Franciscains et dominicains ensemble pour la fête de saint Dominique

En mémoire de la translation des reliques de saint Dominique de Guzman à Bologne, le couvent Saint-Étienne a fêté son fondateur par une messe solennelle ce 24 mai en fin d’après-midi. Saint Dominique (1170-1221) fut canonisé en 1234, exemplaire par vie de prédication et d’humilité, fondateur de l’Ordre des Prêcheurs.

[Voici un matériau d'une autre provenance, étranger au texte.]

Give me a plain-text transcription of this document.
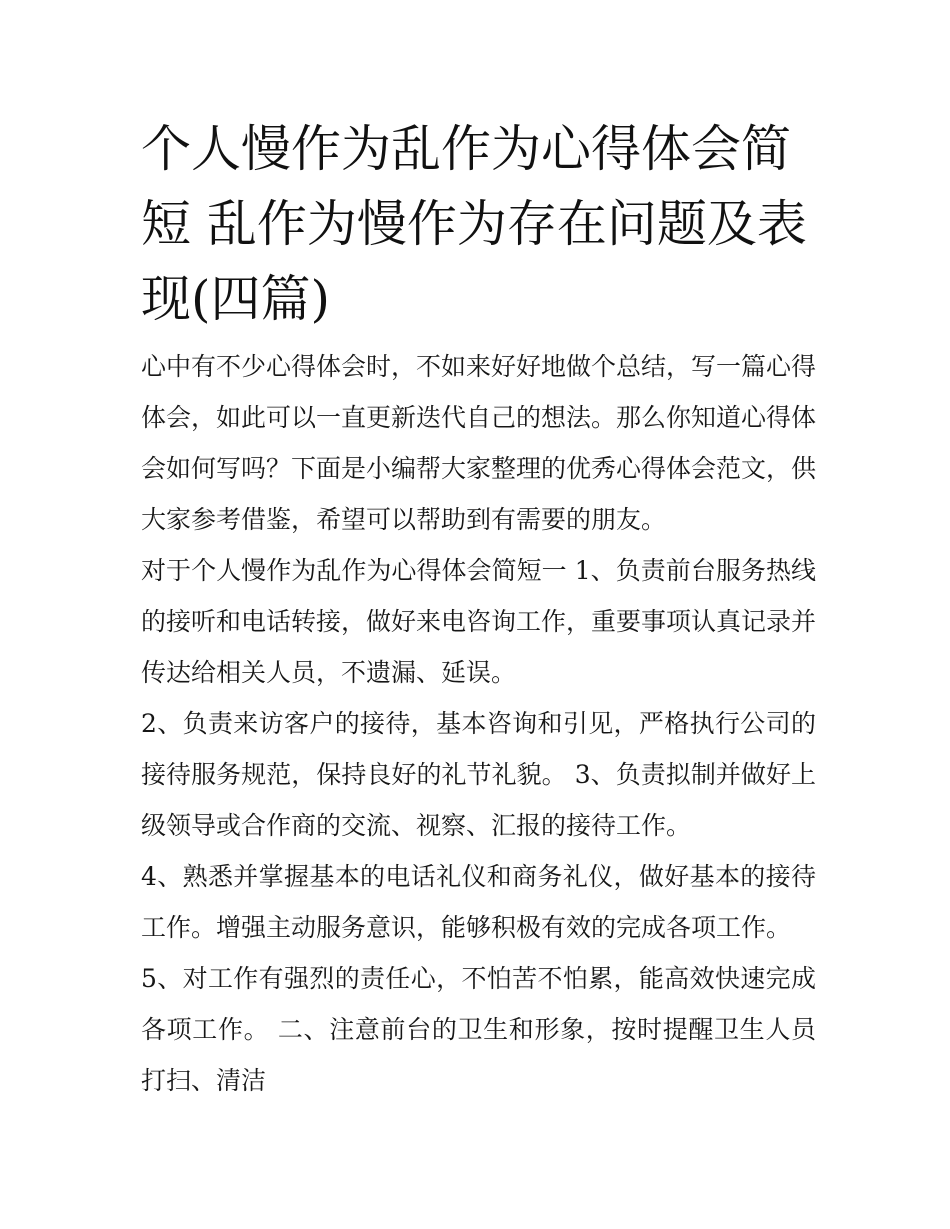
个人慢作为乱作为心得体会简短 乱作为慢作为存在问题及表现(四篇)

心中有不少心得体会时，不如来好好地做个总结，写一篇心得体会，如此可以一直更新迭代自己的想法。那么你知道心得体会如何写吗？下面是小编帮大家整理的优秀心得体会范文，供大家参考借鉴，希望可以帮助到有需要的朋友。

对于个人慢作为乱作为心得体会简短一 1、负责前台服务热线的接听和电话转接，做好来电咨询工作，重要事项认真记录并传达给相关人员，不遗漏、延误。

2、负责来访客户的接待，基本咨询和引见，严格执行公司的接待服务规范，保持良好的礼节礼貌。 3、负责拟制并做好上级领导或合作商的交流、视察、汇报的接待工作。

4、熟悉并掌握基本的电话礼仪和商务礼仪，做好基本的接待工作。增强主动服务意识，能够积极有效的完成各项工作。

5、对工作有强烈的责任心，不怕苦不怕累，能高效快速完成各项工作。 二、注意前台的卫生和形象，按时提醒卫生人员打扫、清洁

Une tradition désormais ancienne et ancrée veut que franciscains et dominicains célèbrent ensemble les fêtes de leurs saints fondateurs. « Une communion historique » comme l’a rappelé à l’entrée de la célébration le Custode de Terre Sainte, fr. Francesco Patton, accompagné de fr. David Grenier, Secrétaire de Terre Sainte. Cette année, la messe fut présidée par le Custode lui-même ; le 4 octobre dernier, jour de la saint François, le prieur, fr. Martin Staszak, o.p. présidait en l’église franciscaine Saint-Sauveur.

L’homélie fut donnée par le frère franciscain Frédéric Manns, professeur du Studium Biblicum Franciscanum. Ce dernier a insisté sur la nécessité de l’espérance chrétienne dans un monde pourtant hostile, surtout ici en Terre Sainte. « Notre vocation en Terre Sainte est plus importante que jamais ». L’espérance passe par la prière et par l’étude : comme le disait le père Lagrange, « oratoire et laboratoire ».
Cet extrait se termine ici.